New Toy: M-Audio Firewire 410

I just picked up one of these for $200 on eBay, brand new, still in the box. I know, it's not the newest fanciest thing on the market, but I have pretty moderate needs and probably don't need the features some of the higher-priced units offer. m-audio Firewire 410

This unit was released in September 2003, so it's been around for a while. I read a lot of reviews and user comments before deciding to buy it. The main complaint I heard was that the drivers for the Mac were simply not very good. Unstable, unpredictable, and downright unusable. Those comments seem to have fallen by the wayside; most of the more recent comments I've found find the unit, and its drivers, doing a very good job. So I took the plunge and picked one up.

First things first. You must install the drivers before the unit is connected to the host computer. Not "maybe" do the driver install first -- you MUST do the driver install first! The unit itself is a little finicky about how it's hooked up. It really wants to be plugged in while the host computer is turned off. There's a bright red piece of paper that came with my unit warning me NOT to hot-plug the unit in while the computer is on, due to the possibility that the Firewire 410, the computer, or both, could be damaged in the process. Not exactly friendly talk, especially for a Firewire device... I hot plug Firewire hard drives, external DVD-R enclosures, and Firewire hubs all the time with no issues. But I have no desire to damage my hardware either, so I'm complying with this safety request. So I installed the drivers on my G4 Mac Mini, 1GB RAM. No issues. Shut down the computer, hooked up the 410 via one of its two Firewire ports. Let me state here that I have a very messy Firewire setup. First, the Firewire port on my Mini is connected to an external drive enclosure with 2 additional Firewire ports and a 160GB drive. This is my boot drive as the 80GB laptop drive in the Mini itself just isn't fast enough for my needs. There's an additional Firewire hard drive enclosure connected to the first enclosure, and my new Firewire 410 is plugged into the first enclosure as well. Once I had the Firewire connections hooked up, I ran a coaxial S/PDIF cable from the S/PDIF out on the 410 to my bi-amped Roland monitors. I figure hey, I have all this digital equipment, I might as well go all-digital with no analog stuff in the mix to add interference.
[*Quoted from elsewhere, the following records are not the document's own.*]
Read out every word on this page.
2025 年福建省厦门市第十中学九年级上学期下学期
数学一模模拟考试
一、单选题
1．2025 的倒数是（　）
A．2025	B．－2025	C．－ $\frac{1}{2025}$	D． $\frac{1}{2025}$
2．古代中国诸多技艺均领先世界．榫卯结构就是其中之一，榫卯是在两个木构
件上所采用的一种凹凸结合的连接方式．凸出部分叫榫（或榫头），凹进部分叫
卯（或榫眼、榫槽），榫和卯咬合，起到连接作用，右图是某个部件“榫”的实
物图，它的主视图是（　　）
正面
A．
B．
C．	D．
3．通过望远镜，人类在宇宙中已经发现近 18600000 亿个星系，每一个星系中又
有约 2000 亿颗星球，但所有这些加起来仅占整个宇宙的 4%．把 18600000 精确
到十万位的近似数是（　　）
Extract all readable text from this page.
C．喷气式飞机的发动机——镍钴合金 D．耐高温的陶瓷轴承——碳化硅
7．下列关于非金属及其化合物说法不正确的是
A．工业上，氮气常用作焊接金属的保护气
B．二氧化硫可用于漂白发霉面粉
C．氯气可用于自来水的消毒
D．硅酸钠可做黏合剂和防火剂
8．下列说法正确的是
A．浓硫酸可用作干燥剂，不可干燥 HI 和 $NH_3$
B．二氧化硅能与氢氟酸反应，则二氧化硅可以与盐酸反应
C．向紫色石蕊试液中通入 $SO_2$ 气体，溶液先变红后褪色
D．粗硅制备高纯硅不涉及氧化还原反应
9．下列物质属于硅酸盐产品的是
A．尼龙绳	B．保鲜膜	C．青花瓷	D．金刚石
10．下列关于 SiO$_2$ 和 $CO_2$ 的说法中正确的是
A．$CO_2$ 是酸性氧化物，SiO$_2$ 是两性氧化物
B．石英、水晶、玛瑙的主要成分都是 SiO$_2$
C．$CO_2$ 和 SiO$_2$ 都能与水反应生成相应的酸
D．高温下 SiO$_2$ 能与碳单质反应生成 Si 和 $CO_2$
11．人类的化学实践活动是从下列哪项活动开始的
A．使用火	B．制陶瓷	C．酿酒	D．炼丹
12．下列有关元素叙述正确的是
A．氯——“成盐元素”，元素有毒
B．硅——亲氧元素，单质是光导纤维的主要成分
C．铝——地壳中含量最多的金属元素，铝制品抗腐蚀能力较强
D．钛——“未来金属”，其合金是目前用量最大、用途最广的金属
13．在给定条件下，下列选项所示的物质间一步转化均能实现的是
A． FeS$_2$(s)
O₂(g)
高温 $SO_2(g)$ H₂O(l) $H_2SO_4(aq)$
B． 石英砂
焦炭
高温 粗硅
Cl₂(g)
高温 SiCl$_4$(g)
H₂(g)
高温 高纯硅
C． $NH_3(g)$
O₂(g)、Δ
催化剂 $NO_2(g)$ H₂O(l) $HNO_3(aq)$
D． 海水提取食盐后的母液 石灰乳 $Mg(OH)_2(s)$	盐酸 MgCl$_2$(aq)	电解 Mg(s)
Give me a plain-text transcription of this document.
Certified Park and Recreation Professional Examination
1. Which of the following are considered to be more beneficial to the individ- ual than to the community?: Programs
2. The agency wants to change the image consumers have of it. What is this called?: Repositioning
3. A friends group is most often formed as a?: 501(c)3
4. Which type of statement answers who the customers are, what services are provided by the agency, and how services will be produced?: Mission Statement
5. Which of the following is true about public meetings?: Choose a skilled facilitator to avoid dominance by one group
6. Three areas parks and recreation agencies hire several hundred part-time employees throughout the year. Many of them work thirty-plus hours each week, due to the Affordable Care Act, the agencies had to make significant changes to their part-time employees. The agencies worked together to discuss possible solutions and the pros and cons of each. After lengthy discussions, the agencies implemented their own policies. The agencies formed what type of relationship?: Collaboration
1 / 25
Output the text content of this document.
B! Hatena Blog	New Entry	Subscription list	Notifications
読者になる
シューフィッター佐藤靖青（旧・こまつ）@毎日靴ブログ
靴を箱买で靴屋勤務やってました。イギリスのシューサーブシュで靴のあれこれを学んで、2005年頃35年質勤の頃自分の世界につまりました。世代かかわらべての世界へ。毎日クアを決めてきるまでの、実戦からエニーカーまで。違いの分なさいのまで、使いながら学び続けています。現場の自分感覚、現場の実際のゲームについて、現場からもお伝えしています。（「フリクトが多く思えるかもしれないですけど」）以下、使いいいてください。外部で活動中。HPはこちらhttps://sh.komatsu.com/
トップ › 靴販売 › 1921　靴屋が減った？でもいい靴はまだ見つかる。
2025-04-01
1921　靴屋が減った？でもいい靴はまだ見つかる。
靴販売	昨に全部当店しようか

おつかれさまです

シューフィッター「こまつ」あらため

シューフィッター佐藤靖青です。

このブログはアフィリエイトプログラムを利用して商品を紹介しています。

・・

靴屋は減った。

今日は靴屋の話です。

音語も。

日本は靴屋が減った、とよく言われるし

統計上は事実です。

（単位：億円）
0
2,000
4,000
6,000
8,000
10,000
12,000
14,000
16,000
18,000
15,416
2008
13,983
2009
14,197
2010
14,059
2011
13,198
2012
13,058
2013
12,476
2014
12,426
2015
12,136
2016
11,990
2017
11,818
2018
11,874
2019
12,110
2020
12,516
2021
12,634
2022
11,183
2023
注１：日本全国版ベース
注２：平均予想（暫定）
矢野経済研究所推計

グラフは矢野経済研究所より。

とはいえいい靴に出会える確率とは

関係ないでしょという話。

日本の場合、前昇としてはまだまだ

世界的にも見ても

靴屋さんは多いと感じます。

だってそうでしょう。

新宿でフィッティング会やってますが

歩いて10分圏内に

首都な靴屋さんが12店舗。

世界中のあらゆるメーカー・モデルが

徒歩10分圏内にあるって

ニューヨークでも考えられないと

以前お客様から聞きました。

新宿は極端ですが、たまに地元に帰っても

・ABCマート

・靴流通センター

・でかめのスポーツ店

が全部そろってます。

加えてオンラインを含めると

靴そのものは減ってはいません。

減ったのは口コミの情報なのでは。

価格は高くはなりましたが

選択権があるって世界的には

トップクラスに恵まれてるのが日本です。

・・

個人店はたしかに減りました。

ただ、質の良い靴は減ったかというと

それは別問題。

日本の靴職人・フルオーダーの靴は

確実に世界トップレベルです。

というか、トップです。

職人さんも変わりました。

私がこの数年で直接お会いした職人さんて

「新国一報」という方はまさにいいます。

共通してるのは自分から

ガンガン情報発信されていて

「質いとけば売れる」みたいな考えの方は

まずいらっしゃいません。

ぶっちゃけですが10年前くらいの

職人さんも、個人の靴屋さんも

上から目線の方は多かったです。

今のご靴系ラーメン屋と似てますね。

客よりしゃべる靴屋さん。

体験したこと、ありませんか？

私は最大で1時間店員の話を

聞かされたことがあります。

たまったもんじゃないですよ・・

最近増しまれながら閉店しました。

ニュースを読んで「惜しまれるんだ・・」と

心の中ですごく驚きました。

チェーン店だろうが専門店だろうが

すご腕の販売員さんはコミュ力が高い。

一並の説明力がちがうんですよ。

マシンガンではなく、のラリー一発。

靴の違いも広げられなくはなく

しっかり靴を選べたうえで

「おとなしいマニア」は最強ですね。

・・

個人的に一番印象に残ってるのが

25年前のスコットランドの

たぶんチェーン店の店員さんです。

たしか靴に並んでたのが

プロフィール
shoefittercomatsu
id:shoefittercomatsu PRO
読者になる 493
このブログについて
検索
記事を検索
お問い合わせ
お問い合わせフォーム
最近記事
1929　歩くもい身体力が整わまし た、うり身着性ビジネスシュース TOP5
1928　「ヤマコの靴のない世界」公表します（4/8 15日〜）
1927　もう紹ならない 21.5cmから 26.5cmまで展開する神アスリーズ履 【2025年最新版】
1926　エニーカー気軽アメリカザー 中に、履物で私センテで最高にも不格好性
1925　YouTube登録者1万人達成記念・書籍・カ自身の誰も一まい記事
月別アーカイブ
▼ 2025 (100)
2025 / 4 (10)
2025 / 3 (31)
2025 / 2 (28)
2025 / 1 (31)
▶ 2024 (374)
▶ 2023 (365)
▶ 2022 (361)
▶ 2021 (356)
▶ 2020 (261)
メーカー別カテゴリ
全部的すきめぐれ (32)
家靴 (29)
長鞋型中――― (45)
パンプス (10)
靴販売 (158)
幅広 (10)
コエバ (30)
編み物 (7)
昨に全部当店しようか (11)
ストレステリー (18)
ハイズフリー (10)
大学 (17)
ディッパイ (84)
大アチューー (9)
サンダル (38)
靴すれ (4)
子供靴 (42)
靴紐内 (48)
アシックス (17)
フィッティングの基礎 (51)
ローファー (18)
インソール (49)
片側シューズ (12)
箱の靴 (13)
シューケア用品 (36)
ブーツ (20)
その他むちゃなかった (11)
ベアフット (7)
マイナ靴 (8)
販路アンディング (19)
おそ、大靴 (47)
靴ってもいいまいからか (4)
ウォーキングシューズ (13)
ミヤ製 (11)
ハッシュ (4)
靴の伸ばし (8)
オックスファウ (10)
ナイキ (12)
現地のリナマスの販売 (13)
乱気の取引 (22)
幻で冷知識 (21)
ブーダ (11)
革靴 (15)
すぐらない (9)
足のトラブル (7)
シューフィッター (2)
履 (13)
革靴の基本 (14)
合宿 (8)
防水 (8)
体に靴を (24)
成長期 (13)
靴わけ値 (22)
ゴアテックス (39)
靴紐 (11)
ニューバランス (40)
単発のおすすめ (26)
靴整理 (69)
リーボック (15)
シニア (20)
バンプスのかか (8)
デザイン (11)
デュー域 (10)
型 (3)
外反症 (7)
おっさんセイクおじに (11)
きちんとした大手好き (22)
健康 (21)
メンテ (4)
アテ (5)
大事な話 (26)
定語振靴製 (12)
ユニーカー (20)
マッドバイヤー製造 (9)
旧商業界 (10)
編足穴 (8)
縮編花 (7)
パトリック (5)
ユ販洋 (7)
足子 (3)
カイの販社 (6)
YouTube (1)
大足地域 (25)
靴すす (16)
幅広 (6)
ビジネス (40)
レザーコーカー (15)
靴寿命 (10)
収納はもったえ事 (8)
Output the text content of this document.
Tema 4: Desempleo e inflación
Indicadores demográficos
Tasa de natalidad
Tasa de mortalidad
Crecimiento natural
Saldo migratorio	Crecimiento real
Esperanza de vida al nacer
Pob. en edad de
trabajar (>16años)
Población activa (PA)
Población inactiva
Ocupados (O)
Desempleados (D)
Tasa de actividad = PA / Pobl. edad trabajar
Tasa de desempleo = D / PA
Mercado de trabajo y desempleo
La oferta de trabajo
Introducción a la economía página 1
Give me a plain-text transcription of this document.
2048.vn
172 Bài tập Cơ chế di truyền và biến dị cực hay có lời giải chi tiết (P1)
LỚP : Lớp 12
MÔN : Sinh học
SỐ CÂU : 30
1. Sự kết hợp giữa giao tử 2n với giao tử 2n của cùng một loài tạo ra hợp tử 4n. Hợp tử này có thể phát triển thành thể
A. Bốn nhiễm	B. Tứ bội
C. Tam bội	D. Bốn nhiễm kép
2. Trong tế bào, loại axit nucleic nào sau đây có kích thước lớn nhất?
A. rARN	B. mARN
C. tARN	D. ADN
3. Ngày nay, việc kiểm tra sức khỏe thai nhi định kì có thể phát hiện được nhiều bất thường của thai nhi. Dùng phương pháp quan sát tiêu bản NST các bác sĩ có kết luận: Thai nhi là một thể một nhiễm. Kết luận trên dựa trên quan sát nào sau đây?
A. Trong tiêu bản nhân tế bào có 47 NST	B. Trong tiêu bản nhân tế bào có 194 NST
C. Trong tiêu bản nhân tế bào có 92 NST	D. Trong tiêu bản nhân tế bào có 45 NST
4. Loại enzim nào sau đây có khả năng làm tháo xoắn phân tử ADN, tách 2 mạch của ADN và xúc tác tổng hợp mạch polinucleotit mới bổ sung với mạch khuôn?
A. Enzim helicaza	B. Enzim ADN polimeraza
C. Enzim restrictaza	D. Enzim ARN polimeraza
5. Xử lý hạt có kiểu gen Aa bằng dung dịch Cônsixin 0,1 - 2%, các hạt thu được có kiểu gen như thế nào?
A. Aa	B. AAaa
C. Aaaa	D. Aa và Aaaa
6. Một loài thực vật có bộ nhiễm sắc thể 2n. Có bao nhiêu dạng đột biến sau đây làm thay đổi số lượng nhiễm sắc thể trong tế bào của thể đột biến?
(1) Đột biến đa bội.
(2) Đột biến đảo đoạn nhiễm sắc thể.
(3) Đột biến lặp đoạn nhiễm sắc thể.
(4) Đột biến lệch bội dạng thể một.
I fired up the Mini, let it boot, and after logging in, it immediately recognized the Firewire 410 that was connected, and started updating the firmware in the unit. Nice touch. Went to System Prefs -> Sound to set the main audio output to the Firewire 410. After that, I fiddled around with it for a while, but couldn't quite get it to make any noise! I figured maybe a reboot would help after the firmware updating, so I rebooted. This seemed to do the trick, as I was seeing level meters moving on the unit, and the control panel mixer was showing some activity. Still no sound, though. Turns out I needed to set the S/PDIF output to coaxial; it defaults to optical. That did the trick, and now I have sound!

The sound quality is very good; maybe a little bright but very, very clean and airy. The Firewire 410 handles pretty much everything that I need in my small home studio: 2 line inputs, 2 XLR inputs for microphones, 2 headphone outputs, S/PDIF in and out, and lots of flexible routing options. I don't as yet have a practical need for 10 discrete outputs, but I can do all sorts of fun things by running 8 separate channel outs to my 8-channel analog mixer, then playing with everything from there. I can plug my electric guitars directly into one of the Neutrik combo plugs (XLR + 1/4 inch inputs on the same connector) and route it directly into Ableton Live (my chosen audio workstation app), or into Native Instruments' Guitar Rig software. For me, the Firewire 410 will do pretty much everything that I need, and not a lot that I don't. It sounds great, it has lots of flexibility, and offers very close to zero latency for monitoring. Hopefully it will be stable and reliable over the long term, but for now, I'm hooked.